Madelaire Christian, Gustafsson Finn, Køber Lars, Torp-Pedersen Christian, Andersson Charlotte, Kristensen Søren Lund, Gislason Gunnar, Schou Morten
Department of Cardiology, Herlev and Gentofte University Hospital, Copenhagen, Denmark.
Department of Cardiology, Rigshospitalet, University of Copenhagen, Copenhagen, Denmark.
Clin Epidemiol. 2020 Jun 8;12:589-594. doi: 10.2147/CLEP.S251710. eCollection 2020.
In Danish administrative registers, ejection fraction (EF) is not recorded, which is a considerable limitation for correct subclassification of patients with heart failure (HF). We hypothesized that a diagnosis of HF combined with the recorded prescription of both renin-angiotensin system (RAS) inhibitors and beta- blockers () within 120 days could identify patients with HF and reduced ejection fraction (EF ≤40%) (HFrEF).
On two sites, we identified all patients with a first-time registration of HF as primary hospital discharge diagnosis (ICD-10: I50) between June 1, 2016, and May 31, 2018 in inpatient or outpatient settings. Patients were included if they survived the initial 120 days after discharge. Reviewing patient records, we identified patients with HFrEF, based on EF ≤ 40% and reported HF symptoms. We registered the use of at 120 days and calculated sensitivity, specificity and predictive values.

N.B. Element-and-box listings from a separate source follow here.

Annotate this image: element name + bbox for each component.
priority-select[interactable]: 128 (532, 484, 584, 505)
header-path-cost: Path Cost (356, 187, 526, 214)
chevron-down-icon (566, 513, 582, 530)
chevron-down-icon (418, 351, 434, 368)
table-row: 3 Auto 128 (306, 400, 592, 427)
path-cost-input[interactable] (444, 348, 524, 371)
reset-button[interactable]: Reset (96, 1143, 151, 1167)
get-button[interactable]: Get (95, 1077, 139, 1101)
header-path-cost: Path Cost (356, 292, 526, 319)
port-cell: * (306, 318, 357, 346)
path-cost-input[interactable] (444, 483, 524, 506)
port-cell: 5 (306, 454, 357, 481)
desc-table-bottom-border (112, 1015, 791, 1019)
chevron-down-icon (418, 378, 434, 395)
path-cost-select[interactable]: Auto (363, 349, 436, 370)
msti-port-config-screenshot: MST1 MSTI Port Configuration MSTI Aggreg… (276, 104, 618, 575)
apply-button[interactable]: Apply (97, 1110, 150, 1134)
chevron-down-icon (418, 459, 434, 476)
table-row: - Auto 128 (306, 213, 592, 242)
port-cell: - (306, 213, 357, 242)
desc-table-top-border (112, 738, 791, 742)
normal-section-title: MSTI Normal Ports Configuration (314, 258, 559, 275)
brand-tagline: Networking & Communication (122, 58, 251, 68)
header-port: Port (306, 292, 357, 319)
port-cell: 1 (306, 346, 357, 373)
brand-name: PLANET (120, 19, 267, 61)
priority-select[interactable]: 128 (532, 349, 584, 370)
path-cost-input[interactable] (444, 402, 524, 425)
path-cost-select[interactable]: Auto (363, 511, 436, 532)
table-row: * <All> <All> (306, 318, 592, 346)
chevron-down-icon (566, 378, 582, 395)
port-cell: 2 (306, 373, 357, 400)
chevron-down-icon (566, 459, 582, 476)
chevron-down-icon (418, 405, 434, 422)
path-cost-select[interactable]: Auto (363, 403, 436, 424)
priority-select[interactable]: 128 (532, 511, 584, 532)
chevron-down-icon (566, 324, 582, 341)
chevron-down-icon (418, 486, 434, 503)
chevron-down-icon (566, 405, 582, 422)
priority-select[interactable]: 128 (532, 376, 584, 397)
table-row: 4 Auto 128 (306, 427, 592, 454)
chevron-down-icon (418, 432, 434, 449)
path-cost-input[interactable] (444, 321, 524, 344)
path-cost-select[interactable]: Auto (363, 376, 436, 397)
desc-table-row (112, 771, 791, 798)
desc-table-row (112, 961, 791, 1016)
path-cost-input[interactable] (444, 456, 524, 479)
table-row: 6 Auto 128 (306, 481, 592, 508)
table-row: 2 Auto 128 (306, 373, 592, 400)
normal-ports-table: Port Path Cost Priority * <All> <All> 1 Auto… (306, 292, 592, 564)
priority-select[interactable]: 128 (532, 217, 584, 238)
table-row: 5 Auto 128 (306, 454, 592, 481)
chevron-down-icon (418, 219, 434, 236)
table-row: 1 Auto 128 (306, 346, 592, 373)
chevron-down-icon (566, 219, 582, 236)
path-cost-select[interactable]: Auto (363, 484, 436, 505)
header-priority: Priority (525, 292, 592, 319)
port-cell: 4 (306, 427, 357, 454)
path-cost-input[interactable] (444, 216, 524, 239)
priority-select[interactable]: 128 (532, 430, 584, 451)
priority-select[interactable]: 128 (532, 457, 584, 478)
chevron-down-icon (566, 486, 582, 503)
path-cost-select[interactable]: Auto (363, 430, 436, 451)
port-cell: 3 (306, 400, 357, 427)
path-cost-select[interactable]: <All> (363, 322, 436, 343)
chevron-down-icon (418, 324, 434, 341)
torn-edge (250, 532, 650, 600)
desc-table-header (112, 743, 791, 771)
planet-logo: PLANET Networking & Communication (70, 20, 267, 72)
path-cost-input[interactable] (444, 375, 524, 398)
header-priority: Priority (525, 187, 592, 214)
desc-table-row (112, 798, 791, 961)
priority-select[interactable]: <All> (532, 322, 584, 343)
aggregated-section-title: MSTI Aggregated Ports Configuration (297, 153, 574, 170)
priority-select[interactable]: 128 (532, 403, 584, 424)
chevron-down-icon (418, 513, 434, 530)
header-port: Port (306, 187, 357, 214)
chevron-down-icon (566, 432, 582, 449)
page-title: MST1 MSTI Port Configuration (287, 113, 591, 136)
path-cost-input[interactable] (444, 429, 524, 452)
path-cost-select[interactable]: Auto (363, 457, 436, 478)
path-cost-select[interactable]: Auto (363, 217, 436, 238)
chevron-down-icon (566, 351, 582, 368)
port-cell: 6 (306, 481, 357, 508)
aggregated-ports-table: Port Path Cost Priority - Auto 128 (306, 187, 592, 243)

A total of 704 consecutive patients with a primary diagnosis of HF were included, of whom 541 (77%) fulfilled the HFrEF criteria. Patients with HFrEF confirmed from patient records were younger (median age 73 compared to 79 years) and less frequently women (31% compared to 56%) compared to non-HFrEF patients. At baseline, 24 (4%) of HFrEF patients were treated with compared to 22 (14%) of non-HFrEF patients. At 120 days, 460 (85%) of HFrEF patients received as compared to 25 (15%) of non-HFrEF patients. This resulted in a positive predictive value of 95%, sensitivity of 85% and specificity of 85%.
In Denmark, the ICD-10 HF diagnosis combined with recorded treatment by 120 days after discharge has high positive predictive value and can accurately be used to identify patients with HFrEF.
在丹麦的行政登记中,射血分数(EF)未被记录,这对于心力衰竭(HF)患者的正确亚分类是一个相当大的限制。我们假设,HF诊断结合在120天内记录的肾素 - 血管紧张素系统(RAS)抑制剂和β受体阻滞剂()的处方,可以识别出患有HF且射血分数降低(EF≤40%)(HFrEF)的患者。
在两个地点,我们识别出2016年6月1日至2018年5月31日期间在住院或门诊环境中首次将HF登记为主要出院诊断(ICD - 10:I50)的所有患者。如果患者在出院后的最初120天内存活,则纳入研究。通过查阅患者记录,我们根据EF≤40%和报告的HF症状识别出HFrEF患者。我们记录了120天时的使用情况,并计算了敏感性、特异性和预测值。
总共纳入了704例以HF为主要诊断的连续患者,其中541例(77%)符合HFrEF标准。与非HFrEF患者相比,经患者记录证实的HFrEF患者更年轻(中位年龄73岁,而非HFrEF患者为79岁),女性比例更低(31%,而非HFrEF患者为56%)。在基线时,24例(4%)HFrEF患者接受了治疗,而非HFrEF患者为22例(14%)。在120天时,460例(85%)HFrEF患者接受了治疗,而非HFrEF患者为25例(15%)。这导致阳性预测值为95%,敏感性为85%,特异性为85%。
在丹麦,ICD - 10 HF诊断结合出院后120天记录的治疗具有较高的阳性预测值,可准确用于识别HFrEF患者。